Feline ocular post-traumatic sarcomas

Fonte: Carrissa Wood and Erin M Scott

Clinical images of cats with feline ocular post-traumatic sarcomas (FOPTS). (a) A complete cataract with posterior synechiae is causing an abnormal pupil shape (dyscoria). Note the vascular proliferation of neoplastic tissue on the surface of the iris and lens. The majority of the tumor was located in the posterior segment of the eye. (b) A tan/white colored vascular mass is filling the globe and extending through the sclera near the limbus.
   Clinical images of cats with feline ocular post-traumatic sarcomas (FOPTS). (a) A complete cataract with posterior synechiae is causing an abnormal pupil shape (dyscoria). Note the vascular proliferation of neoplastic tissue on the surface of the iris and lens. The majority of the tumor was located in the posterior segment of the eye. (b) A tan/white colored vascular mass is filling the globe and extending through the sclera near the limbus.

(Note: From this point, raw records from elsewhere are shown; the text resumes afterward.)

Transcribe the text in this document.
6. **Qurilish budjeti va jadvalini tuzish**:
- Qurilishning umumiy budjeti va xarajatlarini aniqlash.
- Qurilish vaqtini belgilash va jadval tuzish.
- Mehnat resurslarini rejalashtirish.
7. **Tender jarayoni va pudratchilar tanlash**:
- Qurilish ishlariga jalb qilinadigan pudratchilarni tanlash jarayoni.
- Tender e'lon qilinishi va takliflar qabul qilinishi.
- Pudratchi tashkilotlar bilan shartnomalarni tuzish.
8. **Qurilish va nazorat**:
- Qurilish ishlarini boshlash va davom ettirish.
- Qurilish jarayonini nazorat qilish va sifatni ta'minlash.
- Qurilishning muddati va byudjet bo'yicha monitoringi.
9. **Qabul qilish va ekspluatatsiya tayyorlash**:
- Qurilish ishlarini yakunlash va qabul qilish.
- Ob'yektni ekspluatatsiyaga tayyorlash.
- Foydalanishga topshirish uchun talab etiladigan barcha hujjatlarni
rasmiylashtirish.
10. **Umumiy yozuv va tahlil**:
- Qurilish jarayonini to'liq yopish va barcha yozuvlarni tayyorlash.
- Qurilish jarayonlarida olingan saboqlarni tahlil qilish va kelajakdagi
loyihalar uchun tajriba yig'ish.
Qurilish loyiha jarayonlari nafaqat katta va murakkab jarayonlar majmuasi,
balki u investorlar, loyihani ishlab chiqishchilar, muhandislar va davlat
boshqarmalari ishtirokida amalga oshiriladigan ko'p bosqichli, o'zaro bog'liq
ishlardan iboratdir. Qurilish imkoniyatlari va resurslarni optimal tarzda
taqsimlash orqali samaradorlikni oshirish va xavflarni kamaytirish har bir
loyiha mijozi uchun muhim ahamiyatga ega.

Practical relevance: Ocular tumors in cats are seen uncommonly in general practice. Feline ocular post-traumatic sarcomas (FOPTS) represent a very aggressive type of ocular cancer that occurs in cats with a prior history of trauma or severe intraocular disease. Treatment options are limited and early recognition is imperative for close monitoring of disease progression and prompt enucleation. Clinical challenges: There is often a delay between the initiating ocular trauma and tumor formation, with an average latency of approximately 6–7 years. Therefore, many cases may not be presented with a documented history of a traumatic incident, especially if the event occurred prior to adoption. While a histologic diagnosis is easy to obtain with enucleation, the aggressive and locally invasive behavior of FOPTS may prevent complete surgical resection. Global importance: Cats are the most popular pet in the USA and Western Europe. As there is no breed predisposition for this particular cancer, and males are only slightly over-represented compared with females, a relatively large population of companion animals is at potential risk of developing FOPTS. Audience: While uncommon, the understanding and recognition of this tumor type by general practitioners is important for the feline patient. This allows for close monitoring of cats known to have undergone serious ocular trauma, and prompt referral or early enucleation, as well as client education. Patient group: The typical patient is a middle-aged to older cat with a history of mechanical trauma to the eye, past intraocular surgery or chronic uveitis. Evidence base: Historically, there has been limited clinical evidence upon which to determine the optimal treatment for FOPTS, beyond enucleation of the affected eye. Recommendations are generally based on limited case reports and clinical experience of the practitioner.